With Wisconsin closing in on 11,000 mass layoff notices for 2015, many have asked why Scott Walker’s pet-project/slushfund Wisconsin Economic Development Corporation (WEDC) hasn’t taken more proactive action to stop the bleeding, particularly at Oscar Mayer.
These are good questions to be asking, and of course they come on top of a seemingly endless stream of dysfunction (why, hello, CFO #6), favoritism, contempt for state statutes, and likely criminal activities that have lead to even some Republicans taking shots at WEDC.
But this got me thinking along a different angle… What if WEDC wasn’t here to boldlyTM and flexiblyTM “impact” all those jobs they talk about? Could we perhaps be looking at 30,000 or 40,000 layoffs? And, then, how does WEDC’s impact on job growth compare to all the other “big, bold reforms” that Walker and friends have put into action? To the numbers!
Fiscal Yr |
Jobs “Impacted” |
$ Awarded |
WEDC "Jobs Impacted" by Fiscal Yr (July-June)
2011/12 |
23,759
|
$501.4M |
2012/13 |
37,313 |
$330.2M |
2013/14 |
32,689 |
$156.8M |
2014/15 |
26,822 |
$245.7M |
Totals: |
120,583 |
$1,234.1M |
(WEDC data are only available from July 2011 to June 2015.)
There are 2 metrics we can use to measure net change in employment over this 4 yr period:
-
WI Total Employment (place of residence): +101,765 people employed
-
WI Private Sector Jobs (place of work): +124,400 jobs
In either case, WEDC’s claimed “jobs impacted” accounts for essentially all net job growth in WI.
A couple ways to visualize this (assuming WEDC jobs impacted annual figures are spread evenly through each yr):
The significance of all this, of course, lies in the fact that WEDC is far from the only thing Walker & Co. have done in the name of creating jobs. There have been tax cuts, nullification of local regulations/zoning, weakening of environmental (and other) regulations, drastic reductions in enforcement actions, more tax cuts, Right To Work (for less), gutting state Equal Pay laws, not acting on the minimum wage, those not-tacky-at-all “Open for Business” signs, and on and on.
With four years of data showing that net job growth has been roughly equal to WEDC’s claimed impact on jobs, the Walker/WMC crowd are painted into a corner.
They have two choices:
A) Defend WEDC, and concede that the rest of Walker’s economic agenda has had essentially zero positive impact on job growth.
Or…
B) Defend Walker’s broader economic agenda, and concede that, among its 9,000 other problems, WEDC has been wildly overstating its impact.
They can’t have it both ways, and Democrats need to call them out on this.
Footnote: Defenders of WEDC will no doubt point out that their “jobs impacted” metrics are forward-looking, and as such shouldn’t be compared directly to jobs numbers in the same timeframe as I have done here. However, 70% of WEDC’s “jobs impacted” have been for “jobs retained.” Implicit in awarding an incentive for retaining jobs is that, absent the incentive, these jobs are at imminent risk of layoffs. Therefore, these can reasonably be assumed to have had an immediate impact on the monthly jobs numbers.

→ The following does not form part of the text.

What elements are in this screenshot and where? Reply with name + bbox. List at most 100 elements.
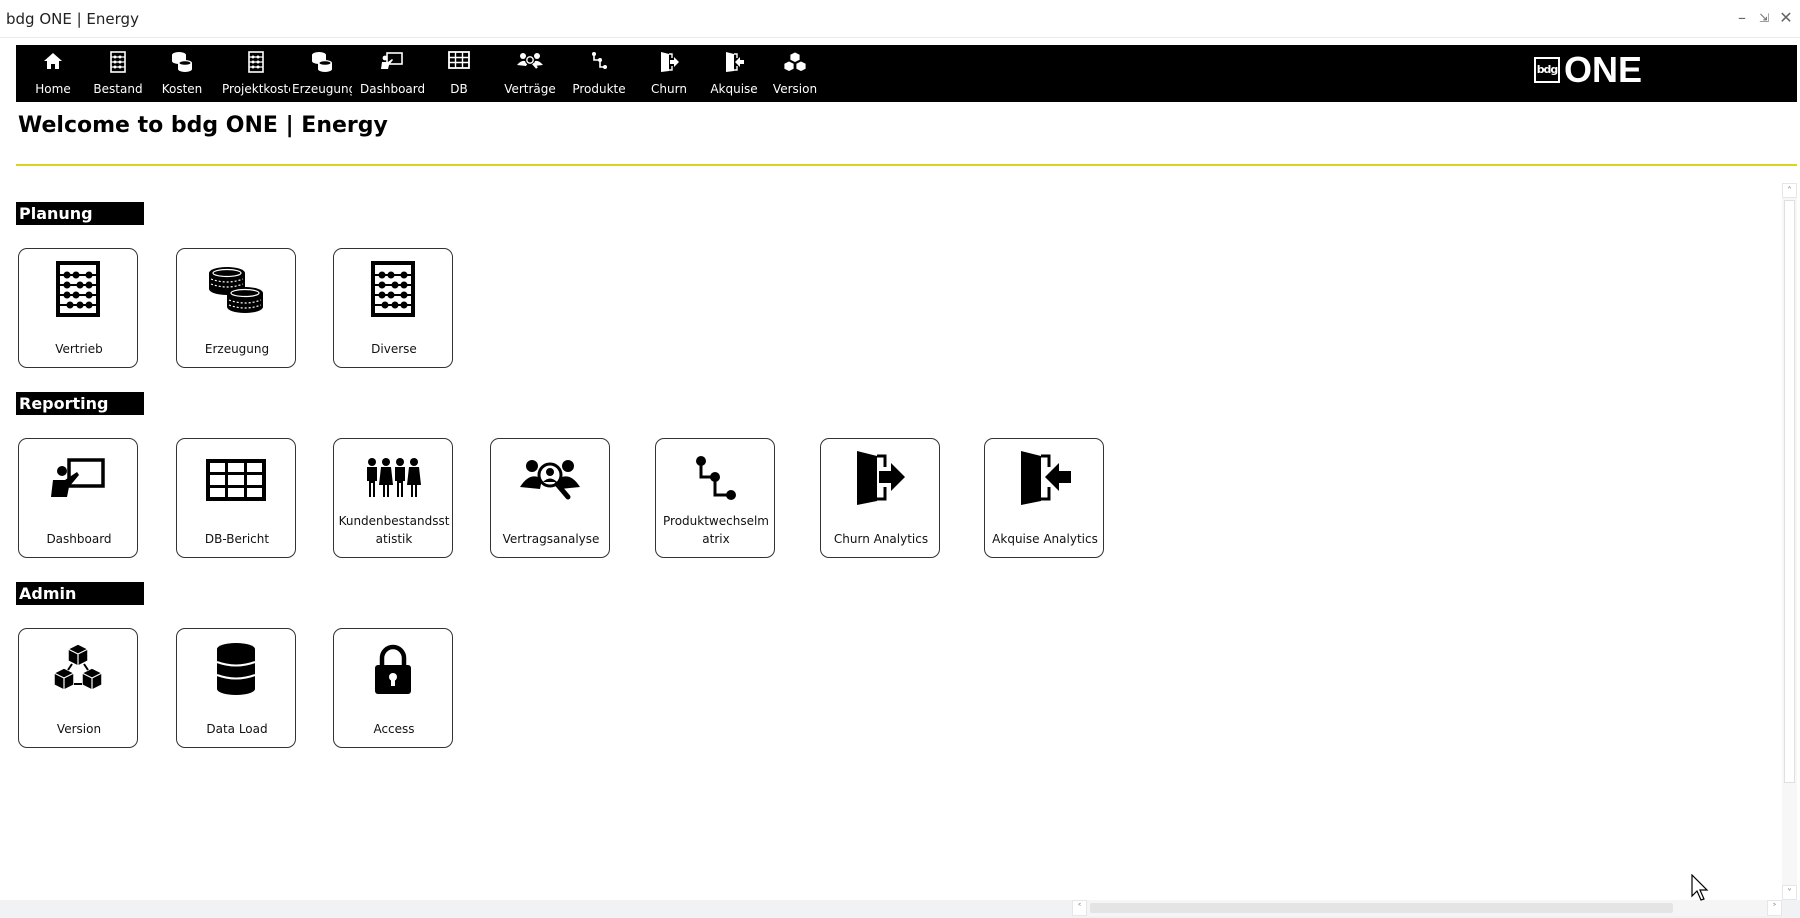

The other 30% are for “job creation,” which can occur 3 to 5 yrs out in the future. However, awards made in the first 2 yrs of WEDC should be well on their way towards realizing their job creation goals. Further, WEDC has repeatedly handed out “job creation” awards and allowed employers to claim credit for jobs already created years in the past. The recent Johnson Controls story is one such example; see also pg. 46-47 of the 2015 LAB Audit.
In light of this, I think it would be more than fair to remove “job creation” numbers from the last two years, reducing WEDC’s claimed impact to 102,406 jobs. Even using this reduced figure, WEDC still accounts for either 82% or 101% of net job growth (using Private Sector Jobs and Total Employment, respectively), and the points made above still stand up.